People with diabetes are hammered with things they shouldn't do. Always high on the list is not to go barefoot. We always tend to over-analyze such recommendations, often to our own detriment.

In our own house? Well, yes. I've pulled all sorts of crazy things out of people's feet. Pet hair, pins, staples, glass, a toothpick. No joke! Some, of course, knew that the foreign body was in really hurt! There are those with diabetes who don't have any sensation due to peripheral neuropathy. These folks can step on a foreign body and not have any idea. They may notice bleeding on the carpet or in their shoe and find out that way. For others it can be days or more before they discover the problem.

The most universally accepted place to go barefoot is the beach. No problem, right? Wrong. Let me count the ways...

First of all, sand gets very, very hot. For those who have full sensation in their feet, they'll realize it and will protect their feet with shoes, flip-flops, Crocs, etc. For those who don't have sensation, they will have no idea about the heat of the sand. Severe burns can (and believe, me often do) result. If you have any decrease in sensation, always protect your feet on the beach.

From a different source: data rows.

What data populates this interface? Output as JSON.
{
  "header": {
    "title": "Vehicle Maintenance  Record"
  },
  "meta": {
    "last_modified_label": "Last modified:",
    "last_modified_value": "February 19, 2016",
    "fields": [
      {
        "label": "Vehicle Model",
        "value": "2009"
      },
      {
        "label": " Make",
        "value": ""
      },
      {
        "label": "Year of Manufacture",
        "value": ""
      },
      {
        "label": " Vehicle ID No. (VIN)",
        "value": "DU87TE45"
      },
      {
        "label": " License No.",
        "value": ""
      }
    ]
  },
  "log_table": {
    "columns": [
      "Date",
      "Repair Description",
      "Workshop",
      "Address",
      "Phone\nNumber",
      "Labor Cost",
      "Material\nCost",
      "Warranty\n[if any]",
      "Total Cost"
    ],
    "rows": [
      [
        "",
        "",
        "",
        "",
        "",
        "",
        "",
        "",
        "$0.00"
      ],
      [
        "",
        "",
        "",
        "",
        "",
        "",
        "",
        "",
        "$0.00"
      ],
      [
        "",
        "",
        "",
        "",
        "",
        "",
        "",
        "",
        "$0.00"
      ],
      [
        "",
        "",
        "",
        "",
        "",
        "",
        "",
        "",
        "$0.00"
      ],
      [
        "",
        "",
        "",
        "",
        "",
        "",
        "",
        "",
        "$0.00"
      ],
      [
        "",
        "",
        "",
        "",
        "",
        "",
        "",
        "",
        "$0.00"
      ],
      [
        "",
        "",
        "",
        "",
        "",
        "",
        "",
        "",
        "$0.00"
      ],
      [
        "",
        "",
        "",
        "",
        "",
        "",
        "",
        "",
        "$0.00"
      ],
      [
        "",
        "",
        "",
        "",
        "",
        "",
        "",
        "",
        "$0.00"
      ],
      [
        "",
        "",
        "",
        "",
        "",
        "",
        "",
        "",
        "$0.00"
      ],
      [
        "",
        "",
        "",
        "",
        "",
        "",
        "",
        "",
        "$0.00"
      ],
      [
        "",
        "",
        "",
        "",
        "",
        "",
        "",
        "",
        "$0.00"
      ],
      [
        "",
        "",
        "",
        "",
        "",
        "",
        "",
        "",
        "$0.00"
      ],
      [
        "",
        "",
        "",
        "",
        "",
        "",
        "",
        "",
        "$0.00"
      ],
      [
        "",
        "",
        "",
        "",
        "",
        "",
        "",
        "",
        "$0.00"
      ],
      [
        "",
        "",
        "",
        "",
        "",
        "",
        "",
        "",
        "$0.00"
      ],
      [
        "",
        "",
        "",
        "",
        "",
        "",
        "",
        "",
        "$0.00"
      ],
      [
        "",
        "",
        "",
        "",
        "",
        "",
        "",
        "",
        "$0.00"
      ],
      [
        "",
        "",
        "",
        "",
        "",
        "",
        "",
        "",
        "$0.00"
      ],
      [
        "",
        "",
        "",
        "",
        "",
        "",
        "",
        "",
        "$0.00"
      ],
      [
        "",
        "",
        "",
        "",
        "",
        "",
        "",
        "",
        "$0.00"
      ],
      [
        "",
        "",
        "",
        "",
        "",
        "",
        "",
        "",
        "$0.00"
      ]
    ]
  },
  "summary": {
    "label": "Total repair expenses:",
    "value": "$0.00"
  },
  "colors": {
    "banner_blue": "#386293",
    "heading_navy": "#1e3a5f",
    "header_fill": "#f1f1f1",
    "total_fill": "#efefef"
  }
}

Add the heat of the sand to the multitude of foreign body's unique to the beach. Seashells can be sharp and cut into the foot easily. Coral and other natural growth can scratch and do the same. This is more dangerous than your household foreign bodies. On the beach, there are bacteria that you won't find anywhere else. So along with the danger of simply stepping on something and not feeling it, you can add the risk of infection which, of course, is exacerbated by the diabetes depressing the immune system.

So the take home message is, always be careful and always protect your feet. You need to always think about where you are and what dangers may be lurking. Even in a comfortable situation, like a day out at the beach, being proactive in protecting yourself will always keep the memories of the day pleasant.